How do taxes work on farmland investment income and sales?

Farmland investments use partnership structures (LLCs) that pass income and deductions to investors via K-1 tax forms. Annual lease payments typically qualify as ordinary income subject to your regular tax rate, though partnership deductions for property taxes, insurance, and depreciation offset some taxable income. When the platform sells the farmland after 5-12 years, profits qualify as long-term capital gains taxed at preferential 15-20% rates instead of 24-37% ordinary income rates. FarmTogether offers 1031 exchange programs letting you roll gains into another farmland purchase, deferring capital gains taxes indefinitely. AcreTrader doesn’t currently offer 1031 exchanges. Consult tax professionals familiar with partnership taxation before investing as K-1 forms add complexity to annual tax preparation.
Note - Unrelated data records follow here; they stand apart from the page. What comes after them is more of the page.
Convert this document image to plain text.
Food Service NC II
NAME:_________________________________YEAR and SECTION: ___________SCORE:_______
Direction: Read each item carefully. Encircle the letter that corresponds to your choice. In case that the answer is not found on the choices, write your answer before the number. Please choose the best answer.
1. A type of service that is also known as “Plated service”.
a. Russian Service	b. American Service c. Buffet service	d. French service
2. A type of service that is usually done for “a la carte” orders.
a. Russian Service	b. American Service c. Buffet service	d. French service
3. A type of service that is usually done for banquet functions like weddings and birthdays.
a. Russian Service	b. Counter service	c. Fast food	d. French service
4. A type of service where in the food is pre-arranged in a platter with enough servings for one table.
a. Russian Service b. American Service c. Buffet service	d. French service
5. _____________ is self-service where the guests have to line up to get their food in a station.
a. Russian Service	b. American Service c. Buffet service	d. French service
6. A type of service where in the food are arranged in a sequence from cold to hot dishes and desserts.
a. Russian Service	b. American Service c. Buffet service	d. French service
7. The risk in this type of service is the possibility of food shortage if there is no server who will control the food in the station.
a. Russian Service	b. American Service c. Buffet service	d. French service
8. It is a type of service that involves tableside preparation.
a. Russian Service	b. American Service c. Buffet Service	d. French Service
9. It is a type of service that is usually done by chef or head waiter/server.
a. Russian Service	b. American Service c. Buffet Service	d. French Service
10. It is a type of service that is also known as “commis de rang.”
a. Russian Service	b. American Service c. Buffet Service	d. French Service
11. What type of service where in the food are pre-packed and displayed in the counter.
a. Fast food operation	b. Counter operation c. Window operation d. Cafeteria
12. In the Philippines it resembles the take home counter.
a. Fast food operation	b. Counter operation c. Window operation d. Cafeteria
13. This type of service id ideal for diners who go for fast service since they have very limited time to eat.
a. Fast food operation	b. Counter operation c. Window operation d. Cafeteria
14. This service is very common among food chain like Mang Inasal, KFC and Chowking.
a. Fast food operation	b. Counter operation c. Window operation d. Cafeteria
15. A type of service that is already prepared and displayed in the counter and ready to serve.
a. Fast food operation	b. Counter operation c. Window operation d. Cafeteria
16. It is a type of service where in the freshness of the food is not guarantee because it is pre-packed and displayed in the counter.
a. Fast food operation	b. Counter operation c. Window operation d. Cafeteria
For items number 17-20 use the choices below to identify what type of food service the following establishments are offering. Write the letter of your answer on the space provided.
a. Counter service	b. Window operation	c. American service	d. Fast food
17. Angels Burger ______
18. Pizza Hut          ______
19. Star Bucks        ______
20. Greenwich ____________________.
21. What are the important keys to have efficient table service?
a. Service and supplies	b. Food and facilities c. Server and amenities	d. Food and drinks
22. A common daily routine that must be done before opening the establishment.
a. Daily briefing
Which platform is better for someone making their first farmland investment?

AcreTrader is generally better for first-time farmland investors due to lower fees (0.75% vs. 1.0-1.5%), lower minimum investments ($10,000 vs. $15,000), and more frequent offerings (weekly vs. monthly). The higher deal flow lets you invest when you’re ready rather than waiting for the next FarmTogether offering. AcreTrader’s focus on traditional row crops (corn, soybeans, wheat) in America’s agricultural heartland provides exposure to the most established, liquid farmland markets with deep tenant farmer pools. However, if you’re specifically interested in permanent crops like almonds, walnuts, or wine grapes, FarmTogether specializes in these higher-value orchards and vineyards. Consider starting with one $15,000 investment in whichever platform offers farms matching your interests, then diversifying to the other platform with future investments once you understand farmland investing firsthand.